| CRIME — Court of Appeal (Criminal Division) — Jurisdiction — Crown applying for leave to appeal judge’s ruling dismissing charges against defendant — Whether right of appeal existing — Crime and Disorder Act 1998, s 51, Sch 3, para 2 — Criminal Justice Act 2003, s 58
R v Thompson and another [2006] EWCA Crim 2849
CA: Rix LJ, Dobbs J and Sir Charles Mantell: 22 November 2006
The Crown’s right of appeal under s 58 of the Criminal Justice Act 2003 did not extend to a judge’s ruling pursuant to para 2 of Sch 3 of the Crime and Disorder Act 1998, since that procedure could only lead to the dismissal of a charge or the quashing of an indictment, it could not result in the acquittal of the defendant.

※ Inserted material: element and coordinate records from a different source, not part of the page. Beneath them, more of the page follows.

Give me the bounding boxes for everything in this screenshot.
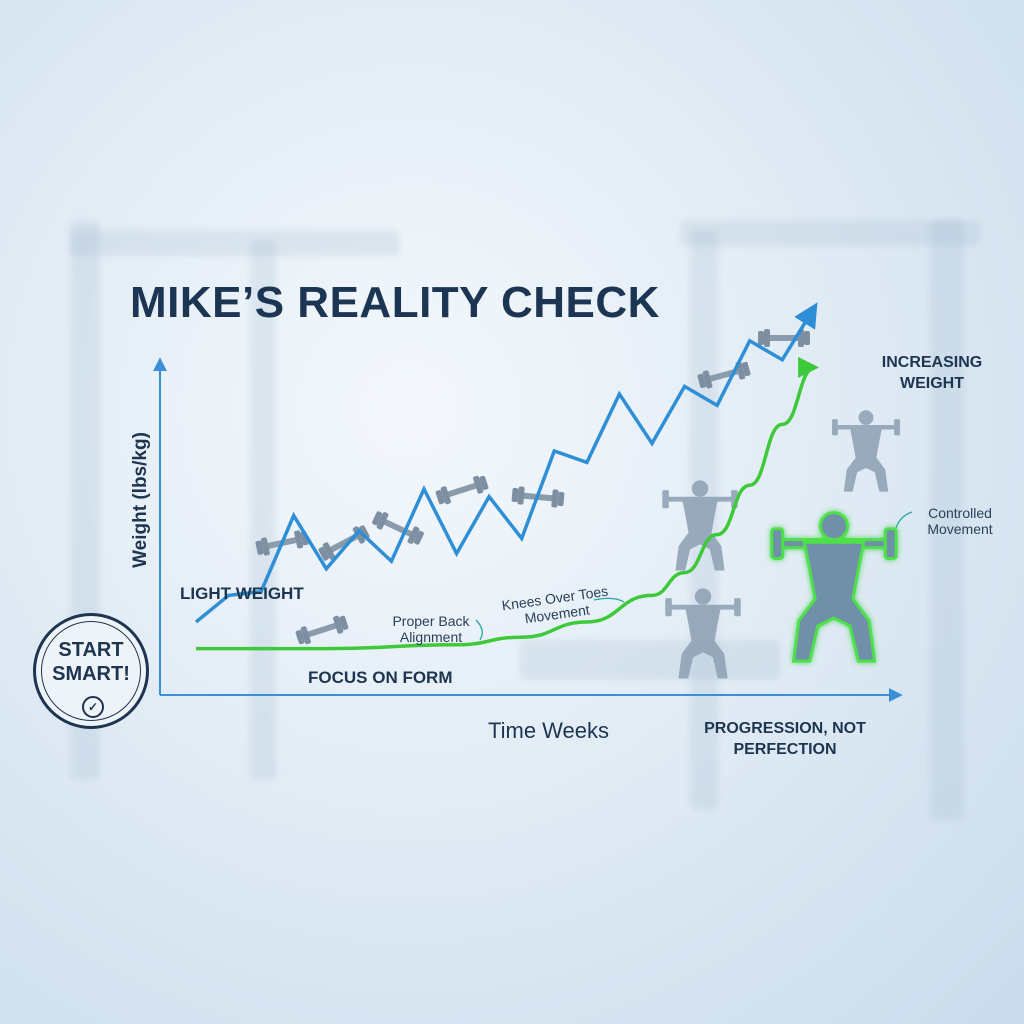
legend-increasing-weight: INCREASING WEIGHT: [881, 354, 983, 392]
annotation-progression: PROGRESSION, NOT PERFECTION: [704, 720, 866, 758]
x-axis-label: Time Weeks: [488, 718, 610, 743]
annotation-pointer-back: [475, 619, 483, 641]
stamp-text: START SMART!: [52, 639, 130, 685]
annotation-focus-form: FOCUS ON FORM: [308, 668, 453, 687]
gym-background-bench: [520, 640, 780, 680]
dumbbell-icon: [316, 522, 372, 564]
series-line-form: [196, 356, 820, 651]
annotation-pointer-controlled: [895, 511, 913, 529]
annotation-controlled-movement: Controlled Movement: [927, 505, 993, 537]
page-title: MIKE’S REALITY CHECK: [130, 278, 660, 327]
stamp-ring: [41, 621, 141, 721]
start-smart-stamp: START SMART! ✓: [33, 613, 149, 729]
gym-background-bar-left: [70, 230, 400, 256]
dumbbell-icon: [434, 473, 490, 507]
dumbbell-icon: [758, 329, 810, 347]
dumbbell-icon: [696, 359, 752, 391]
annotation-light-weight: LIGHT WEIGHT: [180, 584, 304, 603]
dumbbell-icon: [294, 613, 350, 647]
check-circle-icon: ✓: [82, 696, 104, 718]
y-axis-label: Weight (lbs/kg): [130, 432, 151, 568]
series-line-weight: [194, 302, 818, 624]
squat-figure-icon: [665, 588, 741, 679]
annotation-pointer-knees: [593, 597, 625, 603]
squat-figure-icon: [831, 410, 901, 492]
gym-background-rack-right: [680, 220, 980, 246]
annotation-proper-back: Proper Back Alignment: [392, 613, 470, 645]
squat-figure-glowing-icon: [770, 511, 898, 663]
dumbbell-icon: [370, 508, 426, 548]
gym-background-post-right: [930, 220, 964, 820]
gym-background-rack-mid: [250, 240, 276, 780]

The Court of Appeal (Criminal Division) so held in refusing an application by the Crown under s 58 of the Criminal Justice Act 2003 for leave to appeal against the dismissal on 29 September 2006 by Judge Ticehurst at Bristol Crown Court of charges against Glyn Thompson and Brian Hanson of various offences against the Revenue, and the quashing of counts in an indictment relating to those charges, pursuant to para 2 of Schedule 3 of the Crime and Disorder Act 1998.

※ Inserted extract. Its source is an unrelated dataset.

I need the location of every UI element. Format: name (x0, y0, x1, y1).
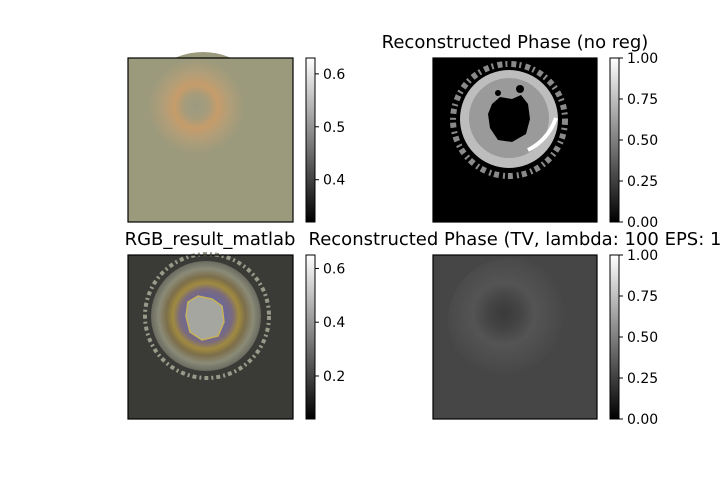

RIX LJ, in the reserved judgment of the court, said that the defendants had been sent for trial to the Crown Court, pursuant to s 51 of the Crime and Disorder Act 1998. It was therefore open to them to challenge the adequacy of the Crown’s case in advance of trial by use of the procedure contained in Sch 3 to the 1998 Act. Their Lordships observed that the application under para 2 of Sch 3 could only be made before arraignment; that the result of a successful application was that the charge was dismissed and, if an indictment had been preferred, the relevant count was quashed; and that, where a charge was dismissed, “no further proceedings” might be brought on it except by means of the preferment of a voluntary bill of indictment. In their Lordships’ view it followed that since the defendants had not yet been arraigned, the dismissal of the charge and quashing of the count did not amount to a formal acquittal of the defendants. Their Lordships observed, inter alia, that “ruling” was given a broad and inclusive definition in s 74(1) of the 1998 Act; that the basic subject matter was a ruling “in relation to a trial on indictment” (s 58(1)); that the language “terminating ruling” was not the language of the statute but that, by reason of the self-policing provisions of s 58(8) and (9), the effect of failure on the part of the prosecution was the acquittal of the defendant in respect of the offence concerned; and that there was nothing in the statute expressly to amend or qualify the provision in Sch 3 to the 1998 Act that, upon dismissal of a charge, no further proceedings might be brought except by way of voluntary bill of indictment. Defence counsel submitted that, broad as some of the language of s 58 was, there had never been any intention to embrace an appeal from a dismissal of a charge or the quashing of an indictment under the Sch 3 procedure. Since that procedure could only lead to the dismissal of a charge or the quashing of an indictment, it could not result in the acquittal of the defendant. And yet the acquittal (or prospective acquittal) of a defendant was the necessary premise of the s 58 procedure: see ss 58(8), 58(12) and 61(3). Their Lordships agreed that for those reasons there was no jurisdiction under s 58 of the 2003 Act to give leave to appeal a ruling under para 2 of Sch 3 of the 1998 Act and the application was refused.